ROANOKE TIMES

                         Roanoke Times
                 Copyright (c) 1995, Landmark Communications, Inc.

DATE: WEDNESDAY, March 4, 1992                   TAG: 9203040293
SECTION: EDITORIAL                    PAGE: A-6   EDITION: METRO 
SOURCE: 
DATELINE:                                 LENGTH: Medium


DON'T FORGET SCHOOL DISPARITY

VIRGINIA'S General Assembly slouches toward adjournment. And if lawmakers aren't careful, adjournment may spawn a lulu of a lawsuit that could cost the state big bucks - and control over its own school system.

In short, as conferees work toward tonight's deadline for submitting a reconciliation of budget differences between the House and Senate, let school-disparity money not be forgotten.

If it is, it will mark a disgraceful abdication of responsibility on the part of both Gov. Wilder and the assembly.

Almost everybody who's looked at the disparity issue has agreed on two points.

First, it would be better to resolve the issue legislatively than in the courts. The latter would divert money from schools to lawyers' fees, would take forever and a day to resolve, and could eventually lead to judge-controlled schools.

Second, there can be no meaningful steps toward a solution without putting more state money into the schools. In part, this would be to avoid the political impracticality of getting more money to poor districts by taking it from affluent ones. More fundamentally, additional funds would be required simply because much of the current inequity stems from the state's failure to fund fully the school-aid formula it already has.

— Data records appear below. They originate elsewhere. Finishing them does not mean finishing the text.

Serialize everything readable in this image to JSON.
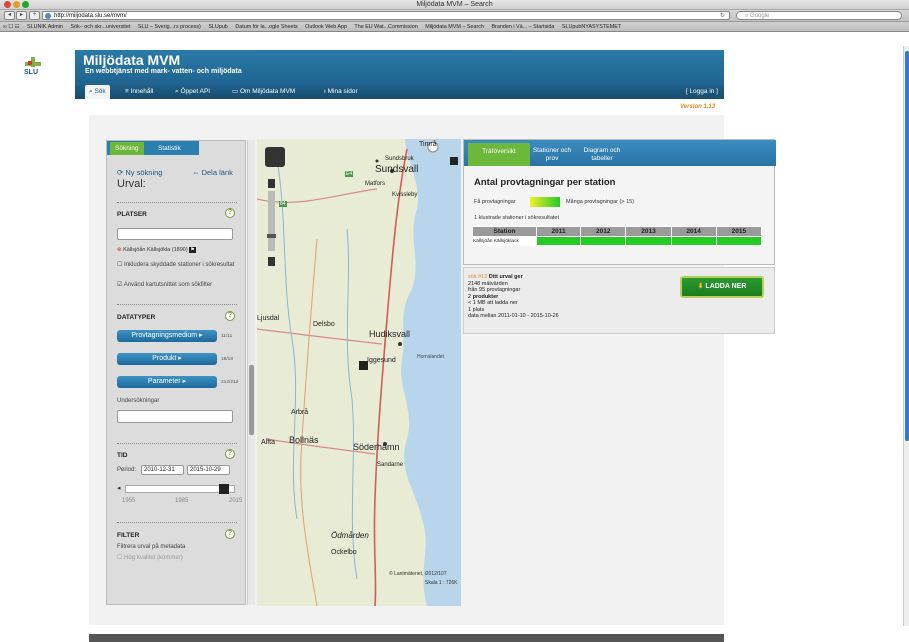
{
  "browser": {
    "window_title": "Miljödata MVM – Search",
    "url": "http://miljodata.slu.se/mvm/",
    "search_placeholder": "Google",
    "bookmarks": [
      "SLUNIK Admin",
      "Sök– och skr...universitet",
      "SLU – Sverig...rs process)",
      "SLUpub",
      "Datum för la...ogle Sheets",
      "Outlook Web App",
      "The EU Wat...Commission",
      "Miljödata MVM – Search",
      "Branden i Vä... – Startsida",
      "SLUpubNYASYSTEMET"
    ]
  },
  "site": {
    "logo_text": "SLU",
    "title": "Miljödata MVM",
    "subtitle": "En webbtjänst med mark- vatten- och miljödata",
    "nav": [
      "Sök",
      "Innehåll",
      "Öppet API",
      "Om Miljödata MVM",
      "Mina sidor"
    ],
    "login": "[ Logga in ]",
    "version": "Version 1.13"
  },
  "left": {
    "tabs": [
      "Sökning",
      "Statistik"
    ],
    "new_search": "Ny sökning",
    "share_link": "Dela länk",
    "selection_title": "Urval:",
    "platser": {
      "title": "PLATSER",
      "selected_station": "Källsjöån Källsjökla (1890)",
      "checkbox_protected": "Inkludera skyddade stationer i sökresultat",
      "checkbox_map": "Använd kartutsnittet som sökfilter"
    },
    "datatyper": {
      "title": "DATATYPER",
      "buttons": [
        {
          "label": "Provtagningsmedium",
          "count": "11/11"
        },
        {
          "label": "Produkt",
          "count": "18/18"
        },
        {
          "label": "Parameter",
          "count": "212/212"
        }
      ],
      "undersokningar_label": "Undersökningar"
    },
    "tid": {
      "title": "TID",
      "period_label": "Period:",
      "from": "2010-12-31",
      "to": "2015-10-29",
      "ticks": [
        "1955",
        "1985",
        "2015"
      ]
    },
    "filter": {
      "title": "FILTER",
      "subtitle": "Filtrera urval på metadata",
      "checkbox_quality": "Hög kvalitet (kommer)"
    }
  },
  "map": {
    "places": [
      "Timrå",
      "Sundsbruk",
      "Sundsvall",
      "Matfors",
      "Kvissleby",
      "Ljusdal",
      "Delsbo",
      "Hudiksvall",
      "Iggesund",
      "Hornslandet",
      "Arbrå",
      "Alfta",
      "Bollnäs",
      "Söderhamn",
      "Sandarne",
      "Ödmården",
      "Ockelbo"
    ],
    "road_labels": [
      "E4",
      "84"
    ],
    "copyright": "© Lantmäteriet, i2012/107",
    "scale": "Skala 1 : 726K"
  },
  "right": {
    "tabs": [
      "Träföversikt",
      "Stationer och prov",
      "Diagram och tabeller"
    ],
    "heading": "Antal provtagningar per station",
    "legend_few": "Få provtagningar",
    "legend_many": "Många provtagningar (> 15)",
    "cluster_note": "1 klustrade stationer i sökresultatet",
    "table_headers": [
      "Station",
      "2011",
      "2012",
      "2013",
      "2014",
      "2015"
    ],
    "table_rows": [
      {
        "station": "Källsjöån Källsjöklack",
        "filled": [
          true,
          true,
          true,
          true,
          true
        ]
      }
    ],
    "colors": {
      "filled": "#22cc22",
      "legend_low": "#f2ef2a",
      "legend_high": "#22cc22"
    }
  },
  "summary": {
    "prefix": "sök #13",
    "title": "Ditt urval ger",
    "lines": [
      "2148 mätvärden",
      "från 95 provtagningar"
    ],
    "products_count": "2",
    "products_label": "produkter",
    "size": "< 1 MB att ladda ner",
    "places": "1 plats",
    "date_range": "data mellan 2011-01-10 - 2015-10-26",
    "download": "LADDA NER"
  }
}
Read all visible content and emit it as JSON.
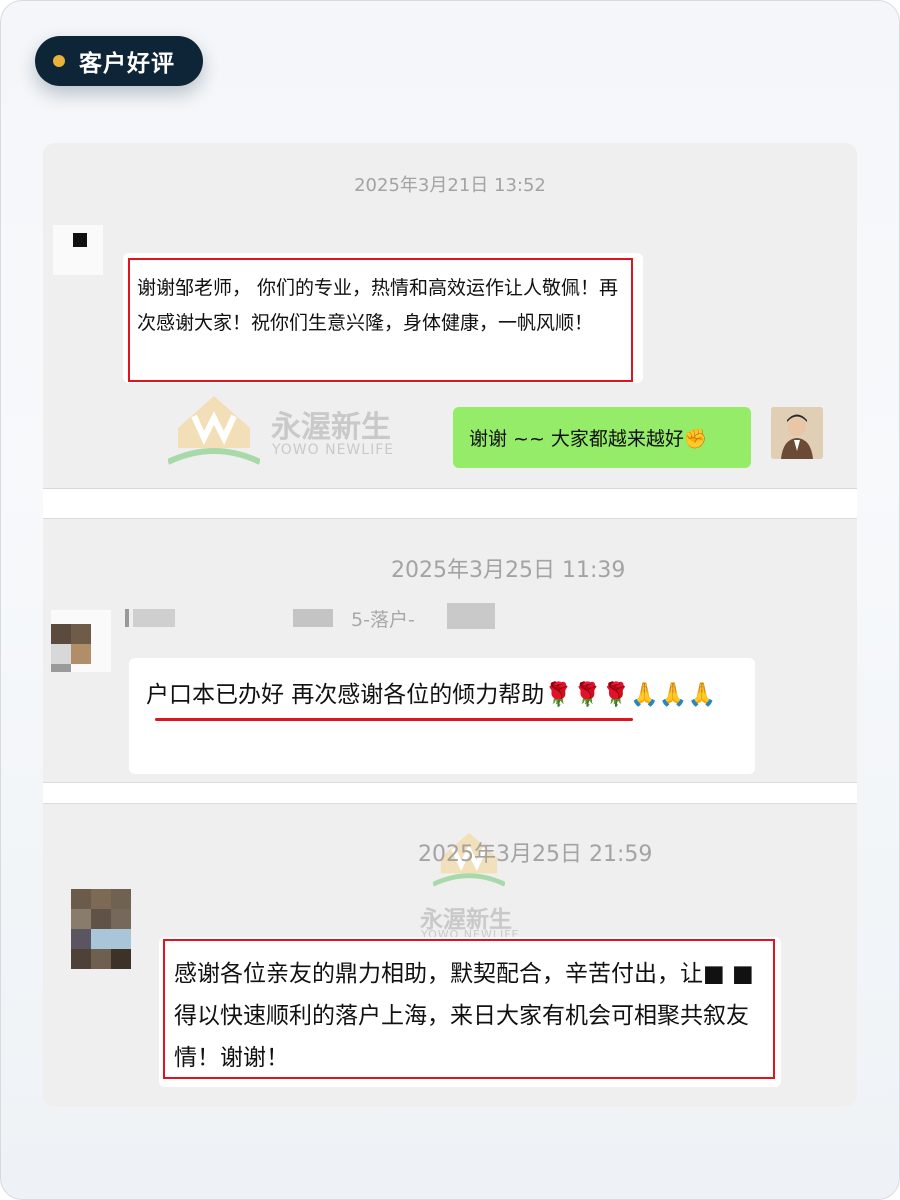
{
  "badge": {
    "label": "客户好评",
    "dot_color": "#e9b23a",
    "bg_color": "#0e2538"
  },
  "watermark": {
    "brand_cn": "永渥新生",
    "brand_en": "YOWO NEWLIFE"
  },
  "conversations": [
    {
      "timestamp": "2025年3月21日 13:52",
      "incoming_message": "谢谢邹老师，        你们的专业，热情和高效运作让人敬佩！再次感谢大家！祝你们生意兴隆，身体健康，一帆风顺！",
      "reply_message": "谢谢 ~~ 大家都越来越好✊"
    },
    {
      "timestamp": "2025年3月25日 11:39",
      "sender_name": "5-落户-",
      "incoming_message": "户口本已办好 再次感谢各位的倾力帮助🌹🌹🌹🙏🙏🙏"
    },
    {
      "timestamp": "2025年3月25日 21:59",
      "incoming_message": "感谢各位亲友的鼎力相助，默契配合，辛苦付出，让■ ■得以快速顺利的落户上海，来日大家有机会可相聚共叙友情！谢谢！"
    }
  ],
  "colors": {
    "highlight_red": "#e0141e",
    "reply_green": "#95ec69"
  }
}
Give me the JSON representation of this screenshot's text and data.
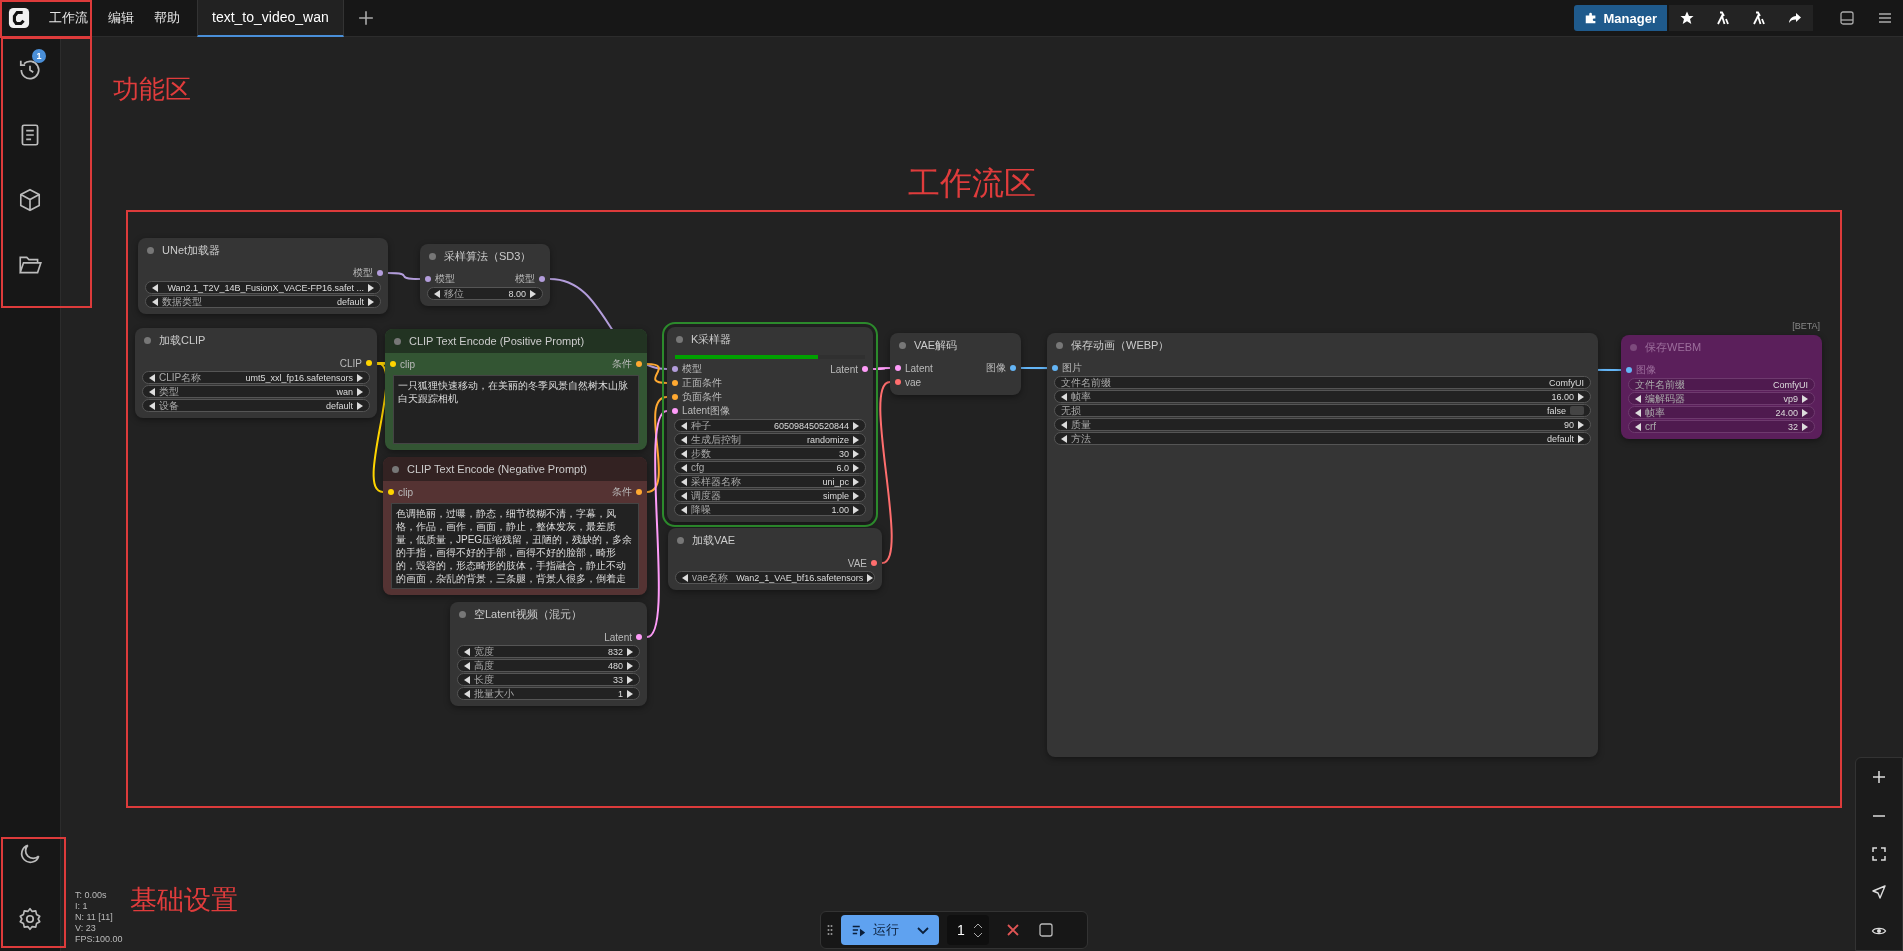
{
  "menu": [
    {
      "label": "工作流"
    },
    {
      "label": "编辑"
    },
    {
      "label": "帮助"
    }
  ],
  "tabs": [
    {
      "label": "text_to_video_wan",
      "selected": true
    }
  ],
  "manager": {
    "label": "Manager"
  },
  "sidebar": {
    "queue_badge": "1"
  },
  "nodes": [
    {
      "title": "UNet加载器",
      "kind": "default",
      "executing": false,
      "outputs": [
        {
          "label": "模型",
          "color": "#b39ddb"
        }
      ],
      "widgets": [
        {
          "kind": "combo",
          "value": "Wan2.1_T2V_14B_FusionX_VACE-FP16.safet ..."
        },
        {
          "kind": "combo",
          "label": "数据类型",
          "value": "default"
        }
      ]
    },
    {
      "title": "采样算法（SD3）",
      "kind": "default",
      "executing": false,
      "inputs": [
        {
          "label": "模型",
          "color": "#b39ddb"
        }
      ],
      "outputs": [
        {
          "label": "模型",
          "color": "#b39ddb"
        }
      ],
      "widgets": [
        {
          "kind": "number",
          "label": "移位",
          "value": "8.00"
        }
      ]
    },
    {
      "title": "加载CLIP",
      "kind": "default",
      "executing": false,
      "outputs": [
        {
          "label": "CLIP",
          "color": "#ffd500"
        }
      ],
      "widgets": [
        {
          "kind": "combo",
          "label": "CLIP名称",
          "value": "umt5_xxl_fp16.safetensors"
        },
        {
          "kind": "combo",
          "label": "类型",
          "value": "wan"
        },
        {
          "kind": "combo",
          "label": "设备",
          "value": "default"
        }
      ]
    },
    {
      "title": "CLIP Text Encode (Positive Prompt)",
      "kind": "positive",
      "executing": false,
      "inputs": [
        {
          "label": "clip",
          "color": "#ffd500"
        }
      ],
      "outputs": [
        {
          "label": "条件",
          "color": "#ffa931"
        }
      ],
      "text": "一只狐狸快速移动，在美丽的冬季风景自然树木山脉白天跟踪相机"
    },
    {
      "title": "CLIP Text Encode (Negative Prompt)",
      "kind": "negative",
      "executing": false,
      "inputs": [
        {
          "label": "clip",
          "color": "#ffd500"
        }
      ],
      "outputs": [
        {
          "label": "条件",
          "color": "#ffa931"
        }
      ],
      "text": "色调艳丽，过曝，静态，细节模糊不清，字幕，风格，作品，画作，画面，静止，整体发灰，最差质量，低质量，JPEG压缩残留，丑陋的，残缺的，多余的手指，画得不好的手部，画得不好的脸部，畸形的，毁容的，形态畸形的肢体，手指融合，静止不动的画面，杂乱的背景，三条腿，背景人很多，倒着走"
    },
    {
      "title": "空Latent视频（混元）",
      "kind": "default",
      "executing": false,
      "outputs": [
        {
          "label": "Latent",
          "color": "#ff9cf9"
        }
      ],
      "widgets": [
        {
          "kind": "number",
          "label": "宽度",
          "value": "832"
        },
        {
          "kind": "number",
          "label": "高度",
          "value": "480"
        },
        {
          "kind": "number",
          "label": "长度",
          "value": "33"
        },
        {
          "kind": "number",
          "label": "批量大小",
          "value": "1"
        }
      ]
    },
    {
      "title": "K采样器",
      "kind": "default",
      "executing": true,
      "level": 0.75,
      "inputs": [
        {
          "label": "模型",
          "color": "#b39ddb"
        },
        {
          "label": "正面条件",
          "color": "#ffa931"
        },
        {
          "label": "负面条件",
          "color": "#ffa931"
        },
        {
          "label": "Latent图像",
          "color": "#ff9cf9"
        }
      ],
      "outputs": [
        {
          "label": "Latent",
          "color": "#ff9cf9"
        }
      ],
      "widgets": [
        {
          "kind": "number",
          "label": "种子",
          "value": "605098450520844"
        },
        {
          "kind": "combo",
          "label": "生成后控制",
          "value": "randomize"
        },
        {
          "kind": "number",
          "label": "步数",
          "value": "30"
        },
        {
          "kind": "number",
          "label": "cfg",
          "value": "6.0"
        },
        {
          "kind": "combo",
          "label": "采样器名称",
          "value": "uni_pc"
        },
        {
          "kind": "combo",
          "label": "调度器",
          "value": "simple"
        },
        {
          "kind": "number",
          "label": "降噪",
          "value": "1.00"
        }
      ]
    },
    {
      "title": "加载VAE",
      "kind": "default",
      "executing": false,
      "outputs": [
        {
          "label": "VAE",
          "color": "#ff6e6e"
        }
      ],
      "widgets": [
        {
          "kind": "combo",
          "label": "vae名称",
          "value": "Wan2_1_VAE_bf16.safetensors"
        }
      ]
    },
    {
      "title": "VAE解码",
      "kind": "default",
      "executing": false,
      "inputs": [
        {
          "label": "Latent",
          "color": "#ff9cf9"
        },
        {
          "label": "vae",
          "color": "#ff6e6e"
        }
      ],
      "outputs": [
        {
          "label": "图像",
          "color": "#64b5f6"
        }
      ]
    },
    {
      "title": "保存动画（WEBP）",
      "kind": "default",
      "executing": false,
      "inputs": [
        {
          "label": "图片",
          "color": "#64b5f6"
        }
      ],
      "widgets": [
        {
          "kind": "text",
          "label": "文件名前缀",
          "value": "ComfyUI"
        },
        {
          "kind": "number",
          "label": "帧率",
          "value": "16.00"
        },
        {
          "kind": "toggle",
          "label": "无损",
          "value": "false",
          "on": false
        },
        {
          "kind": "number",
          "label": "质量",
          "value": "90"
        },
        {
          "kind": "combo",
          "label": "方法",
          "value": "default"
        }
      ]
    },
    {
      "title": "保存WEBM",
      "kind": "bypass",
      "executing": false,
      "badge": "[BETA]",
      "inputs": [
        {
          "label": "图像",
          "color": "#64b5f6"
        }
      ],
      "widgets": [
        {
          "kind": "text",
          "label": "文件名前缀",
          "value": "ComfyUI"
        },
        {
          "kind": "combo",
          "label": "编解码器",
          "value": "vp9"
        },
        {
          "kind": "number",
          "label": "帧率",
          "value": "24.00"
        },
        {
          "kind": "number",
          "label": "crf",
          "value": "32"
        }
      ]
    }
  ],
  "stats": [
    "T: 0.00s",
    "I: 1",
    "N: 11 [11]",
    "V: 23",
    "FPS:100.00"
  ],
  "run": {
    "label": "运行",
    "count": "1"
  },
  "annotations": [
    {
      "label": "功能区"
    },
    {
      "label": "工作流区"
    },
    {
      "label": "基础设置"
    }
  ]
}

Yet the Wilder administration, while perfectly willing to propose a disparity plan, could not offer the slightest hint - in the plan itself or in the governor's proposed budget - about how to pay for the effort.

The General Assembly did better . . . maybe. The Senate's version of the budget includes $116 million in new school money. Not enough, but at least a beginning. The money, however, was to come from an increase in the tax rate on joint incomes in excess of $100,000. The tax increase was killed in the House.

For its part, the House agreed to Majority Leader Richard Cranwell's disparity-money plan, part of a package that included a half-cent increase in the state sales tax and road bonds that would benefit education-affluent Northern Virginia. But the Senate, backed by Gov. Wilder, killed that one. As it stands, the House budget contains a meager $35 million to address the school-disparity issue.

The state thus risks inviting litigation it can ill afford, over an issue that shouldn't have to be taken to court in the first place. Beyond the immediate threat of a lawsuit lies the more important question of what priority Virginia places on the education of her children.

For an answer, look to what the budget conferees produce tonight.